As lojas de suvenires eram administradas como barracas de limonada. Não havia caixas registradoras, apenas caixas de papel onde os voluntários depositavam o dinheiro e de onde pegavam o troco. As lojinhas eram um ótimo negócio, com mais de 400 mil dólares em vendas de mercadorias anualmente. Mas tinham um grande problema: daquela quantia, uns 150 mil dólares desapareciam a cada ano.
Quando foi promovido a gerente, Dan assumiu a tarefa de capturar o ladrão. Começou a suspeitar de outro jovem funcionário cujo trabalho era levar o dinheiro ao banco. Contratou um detetive para montar uma operação e, numa noite de fevereiro, armaram a cilada. Dan colocou notas marcadas na caixa de papel e partiu. Depois, ele e o detetive se esconderam atrás de umas árvores ali por perto, aguardando pelo suspeito. Quando acabou o expediente e o membro suspeito da equipe foi embora, eles o abordaram e acharam algumas das notas marcadas no seu bolso. Caso encerrado, certo?

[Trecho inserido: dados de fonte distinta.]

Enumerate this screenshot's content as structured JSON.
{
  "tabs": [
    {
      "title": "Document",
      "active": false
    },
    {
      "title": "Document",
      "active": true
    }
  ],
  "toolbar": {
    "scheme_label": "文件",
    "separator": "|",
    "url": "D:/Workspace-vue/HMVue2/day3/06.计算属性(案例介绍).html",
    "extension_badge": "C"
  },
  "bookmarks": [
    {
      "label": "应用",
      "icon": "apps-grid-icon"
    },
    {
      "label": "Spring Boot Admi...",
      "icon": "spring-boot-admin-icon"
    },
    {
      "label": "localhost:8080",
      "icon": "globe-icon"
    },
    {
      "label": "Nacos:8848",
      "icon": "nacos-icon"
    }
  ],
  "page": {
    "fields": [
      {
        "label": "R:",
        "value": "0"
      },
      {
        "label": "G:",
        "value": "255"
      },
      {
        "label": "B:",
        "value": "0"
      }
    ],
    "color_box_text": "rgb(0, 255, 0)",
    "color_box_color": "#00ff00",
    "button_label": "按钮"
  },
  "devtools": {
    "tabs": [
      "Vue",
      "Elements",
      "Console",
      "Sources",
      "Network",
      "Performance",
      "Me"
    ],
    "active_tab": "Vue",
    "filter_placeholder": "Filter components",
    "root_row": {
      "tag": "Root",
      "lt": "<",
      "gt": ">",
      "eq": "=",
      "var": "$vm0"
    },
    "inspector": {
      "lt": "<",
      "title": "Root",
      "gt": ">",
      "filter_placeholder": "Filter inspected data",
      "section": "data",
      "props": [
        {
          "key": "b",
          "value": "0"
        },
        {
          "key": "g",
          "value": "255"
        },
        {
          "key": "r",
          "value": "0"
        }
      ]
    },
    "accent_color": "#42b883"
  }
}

Não exatamente, como se constatou depois. O jovem empregado furtou apenas 60 dólares naquela noite, e, mesmo após sua demissão, o dinheiro e as mercadorias continuaram desaparecendo. O próximo passo de Dan foi criar um sistema de estoque com listas de preços e registros de vendas. Ele orientou os aposentados a anotar o que era vendido e o que recebiam, e os furtos cessaram. O problema não era um único ladrão, mas a multidão de voluntários idosos, bem-intencionados, amantes das artes que se apropriavam dos produtos e do dinheiro que estavam ali de bobeira.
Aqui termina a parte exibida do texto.